Bayramiç’te şenlik vardı dün. İki arkadaşımla karşılaştık şenlik meydanında. Çay içtik. Sohbet ettik. Doğadan, ağaçlardan, sulardan konuşurken söz döndü dolaştı Işıklar Köyüne geldi. Hiç duymamışlar.

Işıklar köyü Bayramiç’e bağlı otuz dört haneli bir köymüş önceden. Bir tepenin üzerine; yaz kış akan minik bir derenin yanına kurulmuş. İnsanlar bırakmış gitmiş zamanın bir yerine bu köyü. Otuz dört hane bir başına kalmış, bir başına ve çaresiz. Uzun yıllar böyle devam etmiş yalnızlığı. Bir çok evin çatısı çökmüş; duvarları yıkılmış.

Işıklar Köyü köy niteliğini kaybedince Pıtıreli Köyü’nün mahallesi haline getirilmiş.

Bazı evlerin camları kırık pencerelerinde eski zaman masallarından kalma perdeler rüzgarla parçalanmış, güneşle solmuş kıpırdanmaya devam ediyor.

Kim bilir hangi öyküler yaşandı o evlerde, sokaklarda. Kimler askere uğurlandı o sokaklardan, kaç gelin geçti, kimler o eşiklerden girdi o evlerin içine? Düğünler, cenazeler, doğan çocuklar, sevinçler, acılar, ayrılıklar akıp gitmiştir o kapılardan dünya üstlerine kapanmadan önce.

Yüzümüzü okşayan rüzgarın altında oturup uzaktan gözüken on sekiz köyü ve Bayramiç’i seyrettik. Konuştuk, gülüştük. Ezberimizdeki şiirleri paylaştık; biraz da olsa kurtulduk bazı yüklerimizden Önümüzdeki yıllarda belki de yıllar sonra anımsayacağımız, tadını dimağlarımızda hissedeceğimiz bir anıyı yarattık beraber.
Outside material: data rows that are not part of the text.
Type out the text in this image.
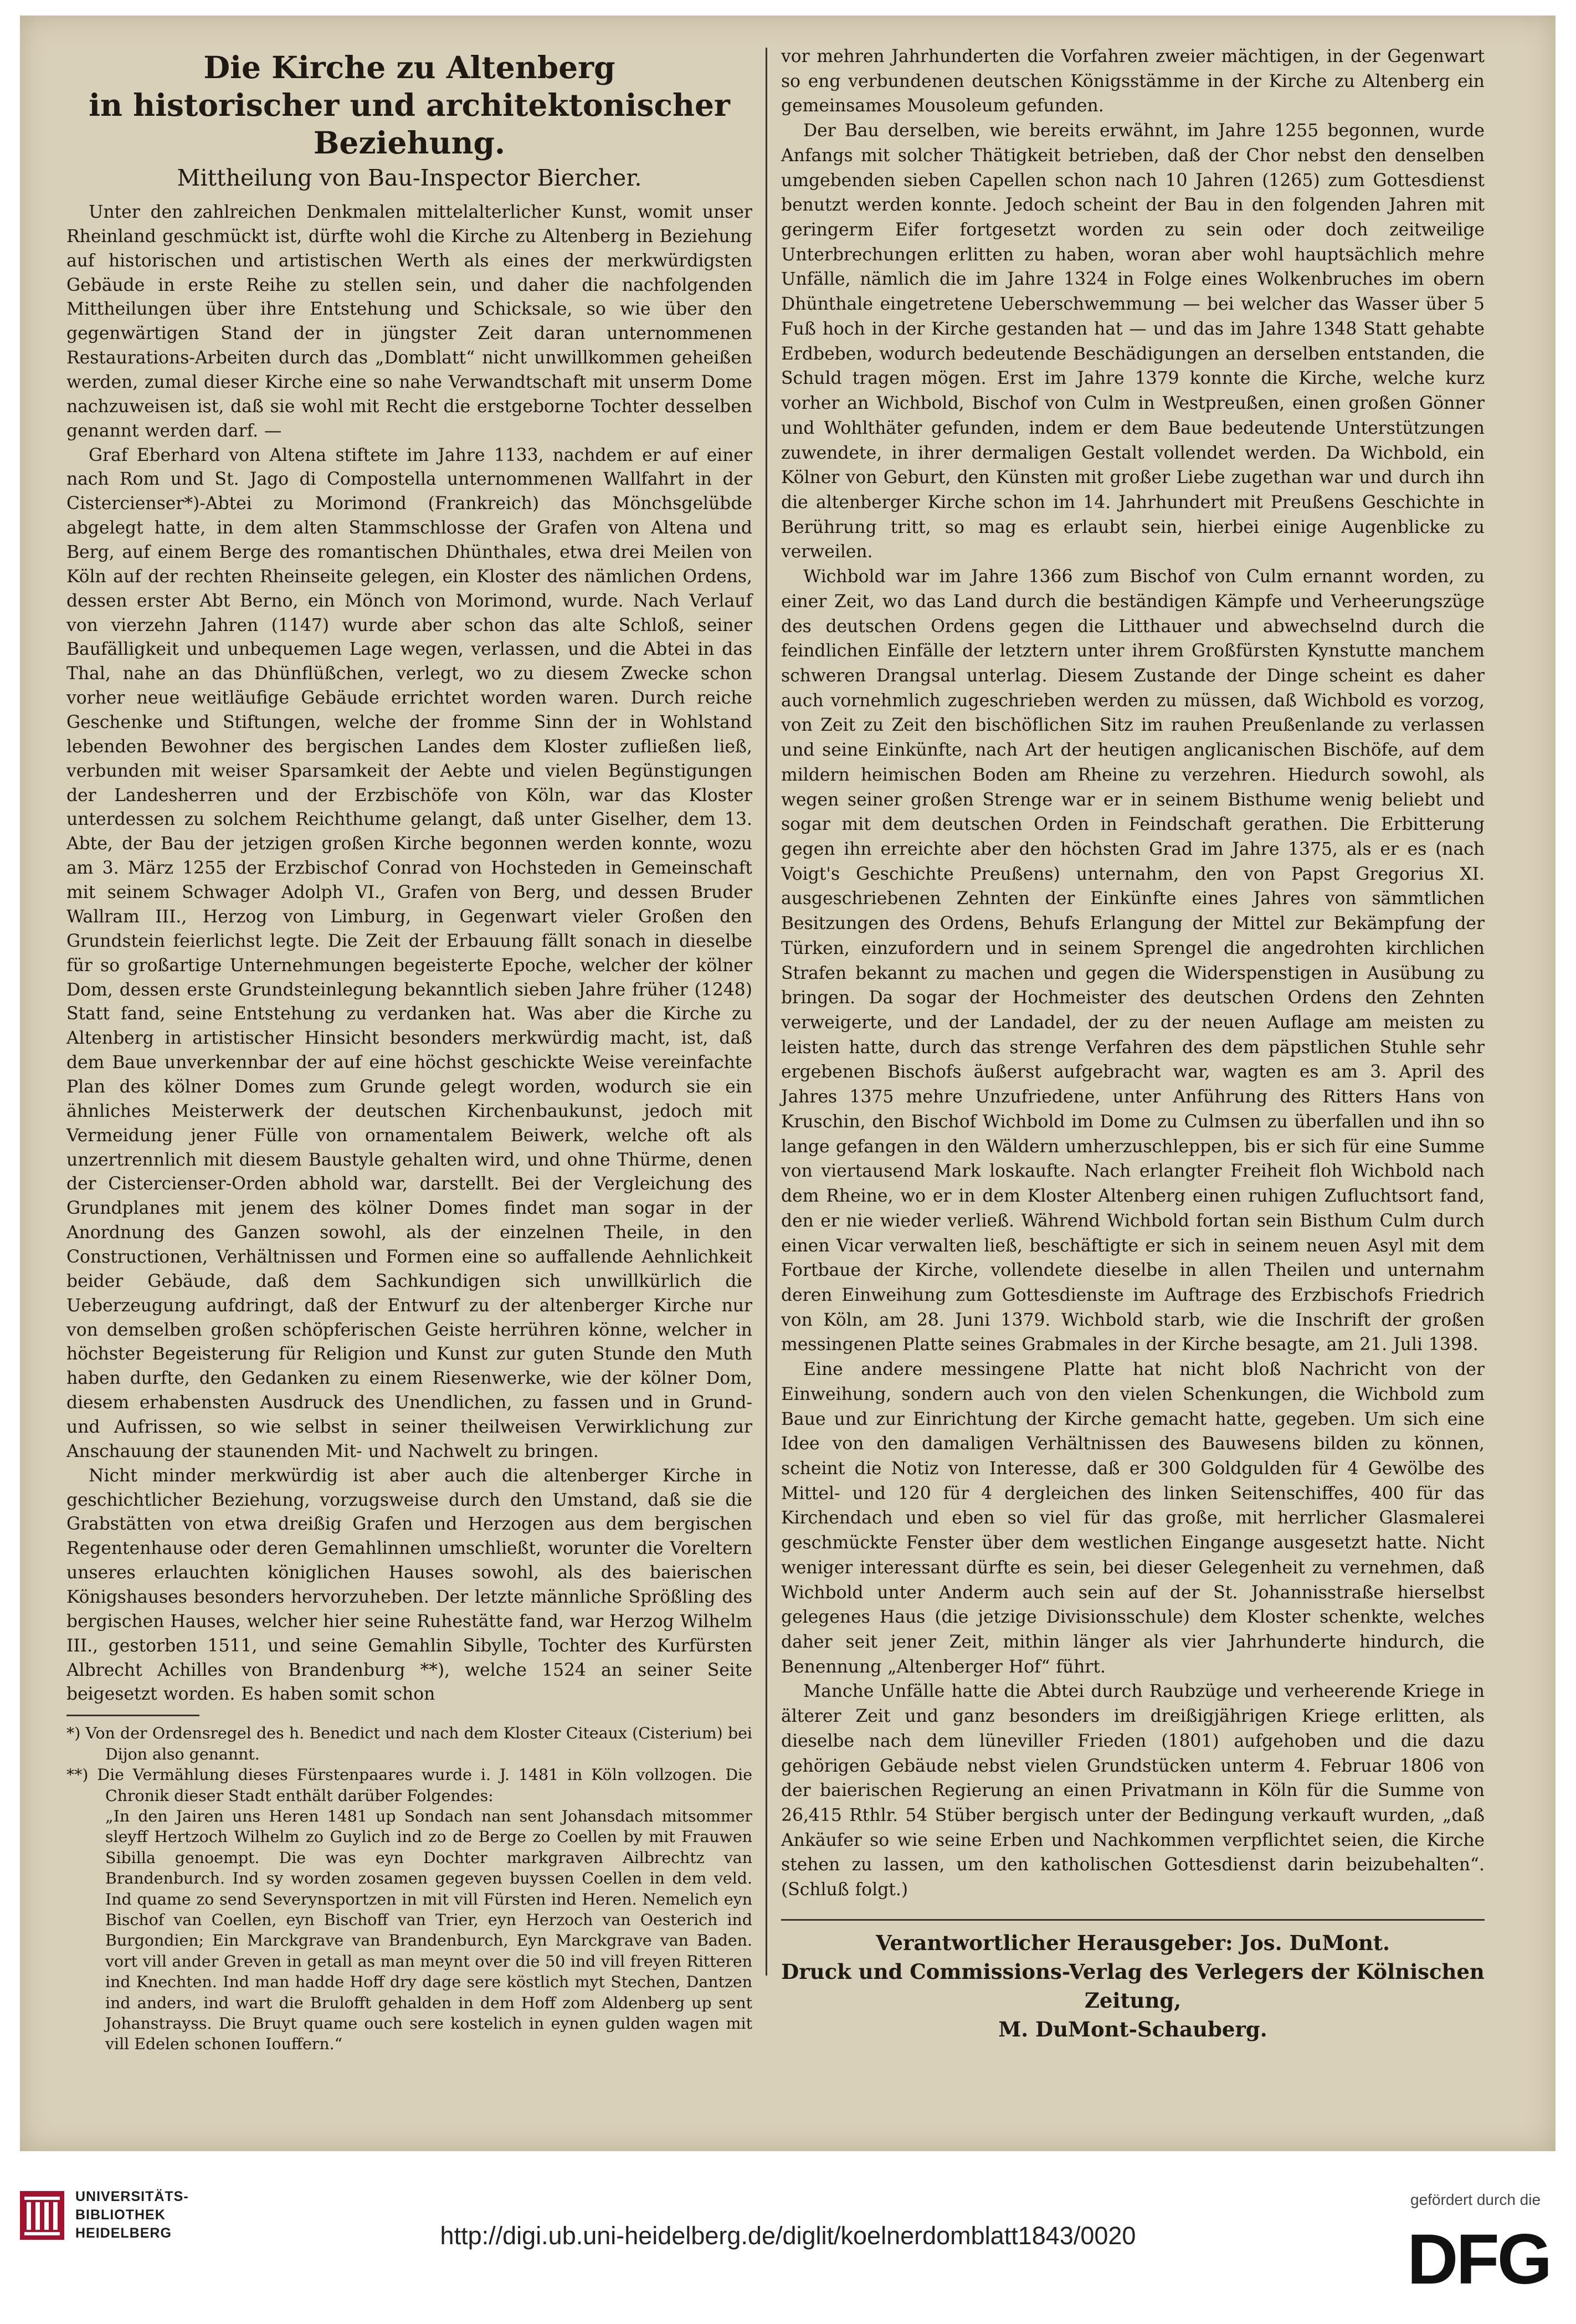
Die Kirche zu Altenberg
in historischer und architektonischer Beziehung.

Mittheilung von Bau-Inspector Biercher.

Unter den zahlreichen Denkmalen mittelalterlicher Kunst, womit unser Rheinland geschmückt ist, dürfte wohl die Kirche zu Altenberg in Beziehung auf historischen und artistischen Werth als eines der merkwürdigsten Gebäude in erste Reihe zu stellen sein, und daher die nachfolgenden Mittheilungen über ihre Entstehung und Schicksale, so wie über den gegenwärtigen Stand der in jüngster Zeit daran unternommenen Restaurations-Arbeiten durch das „Domblatt“ nicht unwillkommen geheißen werden, zumal dieser Kirche eine so nahe Verwandtschaft mit unserm Dome nachzuweisen ist, daß sie wohl mit Recht die erstgeborne Tochter desselben genannt werden darf. —

Graf Eberhard von Altena stiftete im Jahre 1133, nachdem er auf einer nach Rom und St. Jago di Compostella unternommenen Wallfahrt in der Cistercienser*)-Abtei zu Morimond (Frankreich) das Mönchsgelübde abgelegt hatte, in dem alten Stammschlosse der Grafen von Altena und Berg, auf einem Berge des romantischen Dhünthales, etwa drei Meilen von Köln auf der rechten Rheinseite gelegen, ein Kloster des nämlichen Ordens, dessen erster Abt Berno, ein Mönch von Morimond, wurde. Nach Verlauf von vierzehn Jahren (1147) wurde aber schon das alte Schloß, seiner Baufälligkeit und unbequemen Lage wegen, verlassen, und die Abtei in das Thal, nahe an das Dhünflüßchen, verlegt, wo zu diesem Zwecke schon vorher neue weitläufige Gebäude errichtet worden waren. Durch reiche Geschenke und Stiftungen, welche der fromme Sinn der in Wohlstand lebenden Bewohner des bergischen Landes dem Kloster zufließen ließ, verbunden mit weiser Sparsamkeit der Aebte und vielen Begünstigungen der Landesherren und der Erzbischöfe von Köln, war das Kloster unterdessen zu solchem Reichthume gelangt, daß unter Giselher, dem 13. Abte, der Bau der jetzigen großen Kirche begonnen werden konnte, wozu am 3. März 1255 der Erzbischof Conrad von Hochsteden in Gemeinschaft mit seinem Schwager Adolph VI., Grafen von Berg, und dessen Bruder Wallram III., Herzog von Limburg, in Gegenwart vieler Großen den Grundstein feierlichst legte. Die Zeit der Erbauung fällt sonach in dieselbe für so großartige Unternehmungen begeisterte Epoche, welcher der kölner Dom, dessen erste Grundsteinlegung bekanntlich sieben Jahre früher (1248) Statt fand, seine Entstehung zu verdanken hat. Was aber die Kirche zu Altenberg in artistischer Hinsicht besonders merkwürdig macht, ist, daß dem Baue unverkennbar der auf eine höchst geschickte Weise vereinfachte Plan des kölner Domes zum Grunde gelegt worden, wodurch sie ein ähnliches Meisterwerk der deutschen Kirchenbaukunst, jedoch mit Vermeidung jener Fülle von ornamentalem Beiwerk, welche oft als unzertrennlich mit diesem Baustyle gehalten wird, und ohne Thürme, denen der Cistercienser-Orden abhold war, darstellt. Bei der Vergleichung des Grundplanes mit jenem des kölner Domes findet man sogar in der Anordnung des Ganzen sowohl, als der einzelnen Theile, in den Constructionen, Verhältnissen und Formen eine so auffallende Aehnlichkeit beider Gebäude, daß dem Sachkundigen sich unwillkürlich die Ueberzeugung aufdringt, daß der Entwurf zu der altenberger Kirche nur von demselben großen schöpferischen Geiste herrühren könne, welcher in höchster Begeisterung für Religion und Kunst zur guten Stunde den Muth haben durfte, den Gedanken zu einem Riesenwerke, wie der kölner Dom, diesem erhabensten Ausdruck des Unendlichen, zu fassen und in Grund- und Aufrissen, so wie selbst in seiner theilweisen Verwirklichung zur Anschauung der staunenden Mit- und Nachwelt zu bringen.

Nicht minder merkwürdig ist aber auch die altenberger Kirche in geschichtlicher Beziehung, vorzugsweise durch den Umstand, daß sie die Grabstätten von etwa dreißig Grafen und Herzogen aus dem bergischen Regentenhause oder deren Gemahlinnen umschließt, worunter die Voreltern unseres erlauchten königlichen Hauses sowohl, als des baierischen Königshauses besonders hervorzuheben. Der letzte männliche Sprößling des bergischen Hauses, welcher hier seine Ruhestätte fand, war Herzog Wilhelm III., gestorben 1511, und seine Gemahlin Sibylle, Tochter des Kurfürsten Albrecht Achilles von Brandenburg **), welche 1524 an seiner Seite beigesetzt worden. Es haben somit schon

*) Von der Ordensregel des h. Benedict und nach dem Kloster Citeaux (Cisterium) bei Dijon also genannt.

**) Die Vermählung dieses Fürstenpaares wurde i. J. 1481 in Köln vollzogen. Die Chronik dieser Stadt enthält darüber Folgendes:

„In den Jairen uns Heren 1481 up Sondach nan sent Johansdach mitsommer sleyff Hertzoch Wilhelm zo Guylich ind zo de Berge zo Coellen by mit Frauwen Sibilla genoempt. Die was eyn Dochter markgraven Ailbrechtz van Brandenburch. Ind sy worden zosamen gegeven buyssen Coellen in dem veld. Ind quame zo send Severynsportzen in mit vill Fürsten ind Heren. Nemelich eyn Bischof van Coellen, eyn Bischoff van Trier, eyn Herzoch van Oesterich ind Burgondien; Ein Marckgrave van Brandenburch, Eyn Marckgrave van Baden. vort vill ander Greven in getall as man meynt over die 50 ind vill freyen Ritteren ind Knechten. Ind man hadde Hoff dry dage sere köstlich myt Stechen, Dantzen ind anders, ind wart die Brulofft gehalden in dem Hoff zom Aldenberg up sent Johanstrayss. Die Bruyt quame ouch sere kostelich in eynen gulden wagen mit vill Edelen schonen Iouffern.“

vor mehren Jahrhunderten die Vorfahren zweier mächtigen, in der Gegenwart so eng verbundenen deutschen Königsstämme in der Kirche zu Altenberg ein gemeinsames Mousoleum gefunden.

Der Bau derselben, wie bereits erwähnt, im Jahre 1255 begonnen, wurde Anfangs mit solcher Thätigkeit betrieben, daß der Chor nebst den denselben umgebenden sieben Capellen schon nach 10 Jahren (1265) zum Gottesdienst benutzt werden konnte. Jedoch scheint der Bau in den folgenden Jahren mit geringerm Eifer fortgesetzt worden zu sein oder doch zeitweilige Unterbrechungen erlitten zu haben, woran aber wohl hauptsächlich mehre Unfälle, nämlich die im Jahre 1324 in Folge eines Wolkenbruches im obern Dhünthale eingetretene Ueberschwemmung — bei welcher das Wasser über 5 Fuß hoch in der Kirche gestanden hat — und das im Jahre 1348 Statt gehabte Erdbeben, wodurch bedeutende Beschädigungen an derselben entstanden, die Schuld tragen mögen. Erst im Jahre 1379 konnte die Kirche, welche kurz vorher an Wichbold, Bischof von Culm in Westpreußen, einen großen Gönner und Wohlthäter gefunden, indem er dem Baue bedeutende Unterstützungen zuwendete, in ihrer dermaligen Gestalt vollendet werden. Da Wichbold, ein Kölner von Geburt, den Künsten mit großer Liebe zugethan war und durch ihn die altenberger Kirche schon im 14. Jahrhundert mit Preußens Geschichte in Berührung tritt, so mag es erlaubt sein, hierbei einige Augenblicke zu verweilen.

Wichbold war im Jahre 1366 zum Bischof von Culm ernannt worden, zu einer Zeit, wo das Land durch die beständigen Kämpfe und Verheerungszüge des deutschen Ordens gegen die Litthauer und abwechselnd durch die feindlichen Einfälle der letztern unter ihrem Großfürsten Kynstutte manchem schweren Drangsal unterlag. Diesem Zustande der Dinge scheint es daher auch vornehmlich zugeschrieben werden zu müssen, daß Wichbold es vorzog, von Zeit zu Zeit den bischöflichen Sitz im rauhen Preußenlande zu verlassen und seine Einkünfte, nach Art der heutigen anglicanischen Bischöfe, auf dem mildern heimischen Boden am Rheine zu verzehren. Hiedurch sowohl, als wegen seiner großen Strenge war er in seinem Bisthume wenig beliebt und sogar mit dem deutschen Orden in Feindschaft gerathen. Die Erbitterung gegen ihn erreichte aber den höchsten Grad im Jahre 1375, als er es (nach Voigt's Geschichte Preußens) unternahm, den von Papst Gregorius XI. ausgeschriebenen Zehnten der Einkünfte eines Jahres von sämmtlichen Besitzungen des Ordens, Behufs Erlangung der Mittel zur Bekämpfung der Türken, einzufordern und in seinem Sprengel die angedrohten kirchlichen Strafen bekannt zu machen und gegen die Widerspenstigen in Ausübung zu bringen. Da sogar der Hochmeister des deutschen Ordens den Zehnten verweigerte, und der Landadel, der zu der neuen Auflage am meisten zu leisten hatte, durch das strenge Verfahren des dem päpstlichen Stuhle sehr ergebenen Bischofs äußerst aufgebracht war, wagten es am 3. April des Jahres 1375 mehre Unzufriedene, unter Anführung des Ritters Hans von Kruschin, den Bischof Wichbold im Dome zu Culmsen zu überfallen und ihn so lange gefangen in den Wäldern umherzuschleppen, bis er sich für eine Summe von viertausend Mark loskaufte. Nach erlangter Freiheit floh Wichbold nach dem Rheine, wo er in dem Kloster Altenberg einen ruhigen Zufluchtsort fand, den er nie wieder verließ. Während Wichbold fortan sein Bisthum Culm durch einen Vicar verwalten ließ, beschäftigte er sich in seinem neuen Asyl mit dem Fortbaue der Kirche, vollendete dieselbe in allen Theilen und unternahm deren Einweihung zum Gottesdienste im Auftrage des Erzbischofs Friedrich von Köln, am 28. Juni 1379. Wichbold starb, wie die Inschrift der großen messingenen Platte seines Grabmales in der Kirche besagte, am 21. Juli 1398.

Eine andere messingene Platte hat nicht bloß Nachricht von der Einweihung, sondern auch von den vielen Schenkungen, die Wichbold zum Baue und zur Einrichtung der Kirche gemacht hatte, gegeben. Um sich eine Idee von den damaligen Verhältnissen des Bauwesens bilden zu können, scheint die Notiz von Interesse, daß er 300 Goldgulden für 4 Gewölbe des Mittel- und 120 für 4 dergleichen des linken Seitenschiffes, 400 für das Kirchendach und eben so viel für das große, mit herrlicher Glasmalerei geschmückte Fenster über dem westlichen Eingange ausgesetzt hatte. Nicht weniger interessant dürfte es sein, bei dieser Gelegenheit zu vernehmen, daß Wichbold unter Anderm auch sein auf der St. Johannisstraße hierselbst gelegenes Haus (die jetzige Divisionsschule) dem Kloster schenkte, welches daher seit jener Zeit, mithin länger als vier Jahrhunderte hindurch, die Benennung „Altenberger Hof“ führt.

Manche Unfälle hatte die Abtei durch Raubzüge und verheerende Kriege in älterer Zeit und ganz besonders im dreißigjährigen Kriege erlitten, als dieselbe nach dem lüneviller Frieden (1801) aufgehoben und die dazu gehörigen Gebäude nebst vielen Grundstücken unterm 4. Februar 1806 von der baierischen Regierung an einen Privatmann in Köln für die Summe von 26,415 Rthlr. 54 Stüber bergisch unter der Bedingung verkauft wurden, „daß Ankäufer so wie seine Erben und Nachkommen verpflichtet seien, die Kirche stehen zu lassen, um den katholischen Gottesdienst darin beizubehalten“. (Schluß folgt.)

Verantwortlicher Herausgeber: Jos. DuMont.

Druck und Commissions-Verlag des Verlegers der Kölnischen Zeitung,

M. DuMont-Schauberg.

UNIVERSITÄTS-
BIBLIOTHEK
HEIDELBERG	http://digi.ub.uni-heidelberg.de/diglit/koelnerdomblatt1843/0020
gefördert durch die
DFG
Uzun yıllar boş kalan köye önce cinayet suçuyla uzun süre hapis yatmış eski bir mahkum gelip yerleşmiş. Anlatılana göre uzun yıllar hapiste kalan Kadir Amca cezası bitip de serbest bırakılınca ben dışarıda yapamam beni hapishaneye geri alın diyerek yalvarmış hapishane kapısında; olmamış tabi. Siz yalnızlığı seçti deyin Kadir Amcaya ben ıssızlığı. Uzun yıllar Işıklar Köyünde tek başına yaşamış.

Hayatın cilvesi işte ya da ironisi; daha sonrasında emekli olan bir gardiyan da gelip yerleşmiş Işıklar Köyüne. Eski bir hükümlü, emekli bir gardiyan komşu olmuş terk edilmiş köyde. Otuz dört haneden iki hanenin ışığı yanmaya başlamış.

Belgesel konusu da olur bu komşuluk; sinema filmi de.

Yüzyıllar boyunca aka aka oyduğu kayalardan geçip giden minik akarsuyun kenarında, asırlık çınarların gölgesinde oturup yüzyıllardır akan çeşmenin buz gibi sularından içtik.

Zamanda yolculuk yaptık. Zamanda ve duyguda desek daha doğru olur. İçimizde çırpınan duygu denizinde bulduk kendimizi. Hüzünlü şarkılar geçti gözlerimizden. Üç kişi ayrı ayrı sustuk. Gün batımına kadar oradaydık.

Güneş batarken anladık ki Güneş her anına şahitlik etmişti orada yaşanan öykülerin. Her güne, her dakikaya, her saniyeye, her yağmur damlası, her kar tanesine.

Sanki bizler de oradayken yüzlerce yıllık yaşanmışlığı çektik içimize. Ruhlarımıza doldurduk nefeslerimizle.

Sonra güneş batmaya başladı. Uzaklarda bir yerde yağmur yağıyordu mutlaka. Belki de yağmasını diliyordum, o köyde kapanan son kapıyı düşünürken. Söylenen son şarkıyı. Çekilen son perdeyi. Dokunulan son ışık düğmesini.

Bizler de bırakıp gideceğiz her şeyi. Birilerinin anılarında olacağız. Sonra onlar da unutacak bizi ya da yanımıza gelecekler bizlerden kalan son izleri de toplayarak.

Bırakılıp gidilmiş evlere benzeyecek bizlerden kalan yalnızlıklar. Kıpırdanacak camlarımızda hayal meyal görüntülerimiz.

Sonrası sessizlik.

Yaşamak belki de birilerinin aklında olmaktır.